14 osób, w wieku od 3 do 78 lat, z jednej z miejscowości powiatu zambrowskiego, trafiło we wtorek do pobliskich szpitali. Po spożyciu wieczerzy wigilijnej wszyscy poczuli się bardzo źle. Mieli zawroty głowy, zaburzenia równowagi, u dzieci pojawiły się też bóle brzucha i nudności.

Reklama

Dramat na Podlasiu. 14-osobowa rodzina zatruła się w Wigilię

Początkowo biesiadnicy sądzili, że to zatrucie czadem. Strażacy nie stwierdzili jednak żadnego zagrożenia tego typu. Objawy się nasilały. Cała rodzina trafiła do szpitali – w Białymstoku, Łomży i Zambrowie. Tam ustalono, że doszło do zatrucia marihuaną.

Z ustaleń Onetu wynika, że to prawdopodobnie olejek konopny był przyczyną zatrucia rodziny. Był w domu, ponieważ miała go używać do leczenia babcia, która zmarła blisko rok temu – donosi portal. Środek ten był na tyle intensywny, że kobieta mieszała go ze zwykłym olejem spożywczym.

14-osobowa rodzina zatruła się w Wigilię. "Nieszczęśliwy zbieg okoliczności"

Reklama

Obecnie trwają przesłuchania członków rodziny. Funkcjonariusze zabezpieczyli fiolki z leczniczą marihuaną oraz butelkę z resztkami oleju spożywczego.

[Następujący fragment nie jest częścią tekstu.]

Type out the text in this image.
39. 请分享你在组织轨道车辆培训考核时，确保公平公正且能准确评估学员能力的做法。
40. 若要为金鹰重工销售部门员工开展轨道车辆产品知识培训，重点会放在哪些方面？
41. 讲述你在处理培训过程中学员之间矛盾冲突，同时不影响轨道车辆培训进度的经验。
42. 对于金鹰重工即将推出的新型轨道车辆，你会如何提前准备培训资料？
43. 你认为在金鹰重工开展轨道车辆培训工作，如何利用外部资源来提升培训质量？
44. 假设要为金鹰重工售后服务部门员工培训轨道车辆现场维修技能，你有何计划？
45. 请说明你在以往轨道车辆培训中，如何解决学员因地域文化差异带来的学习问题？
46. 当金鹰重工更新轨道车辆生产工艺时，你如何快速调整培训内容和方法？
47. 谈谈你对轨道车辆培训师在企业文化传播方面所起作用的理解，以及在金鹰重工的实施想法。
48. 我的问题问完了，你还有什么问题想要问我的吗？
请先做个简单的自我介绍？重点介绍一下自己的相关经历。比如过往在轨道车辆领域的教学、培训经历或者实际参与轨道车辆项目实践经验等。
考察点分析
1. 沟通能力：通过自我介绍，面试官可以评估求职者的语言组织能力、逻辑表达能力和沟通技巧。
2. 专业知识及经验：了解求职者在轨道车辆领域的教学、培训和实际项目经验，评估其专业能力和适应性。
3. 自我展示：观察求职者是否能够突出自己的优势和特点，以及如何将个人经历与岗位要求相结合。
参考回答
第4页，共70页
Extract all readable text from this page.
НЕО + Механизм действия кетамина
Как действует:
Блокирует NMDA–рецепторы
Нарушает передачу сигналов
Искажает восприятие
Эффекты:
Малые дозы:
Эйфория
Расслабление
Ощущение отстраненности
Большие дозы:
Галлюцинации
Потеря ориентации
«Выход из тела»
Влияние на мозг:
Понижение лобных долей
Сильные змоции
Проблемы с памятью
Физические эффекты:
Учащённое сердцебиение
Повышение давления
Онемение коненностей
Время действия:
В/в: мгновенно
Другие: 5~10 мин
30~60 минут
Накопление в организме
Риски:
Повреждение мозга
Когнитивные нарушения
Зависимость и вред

Ze wstępnych ustaleń wynika, że ten właśnie olej konopny zmieszany ze spożywczym znajdował się w butelce po zwykłym oleju. To dlatego ktoś z domowników, najprawdopodobniej przez pomyłkę, użył go do smażenia niektórych wigilijnych potraw. Wszystko wskazuje więc na to, że mamy tu do czynienia z nieszczęśliwym zbiegiem okoliczności – mówi rzecznik podlaskiej policji, Tomasz Krupa w rozmowie z Onetem.

Portal podaje, że cała 14-osobowa rodzina opuściła już szpitale. Żadnej z nich nie zagraża niebezpieczeństwo.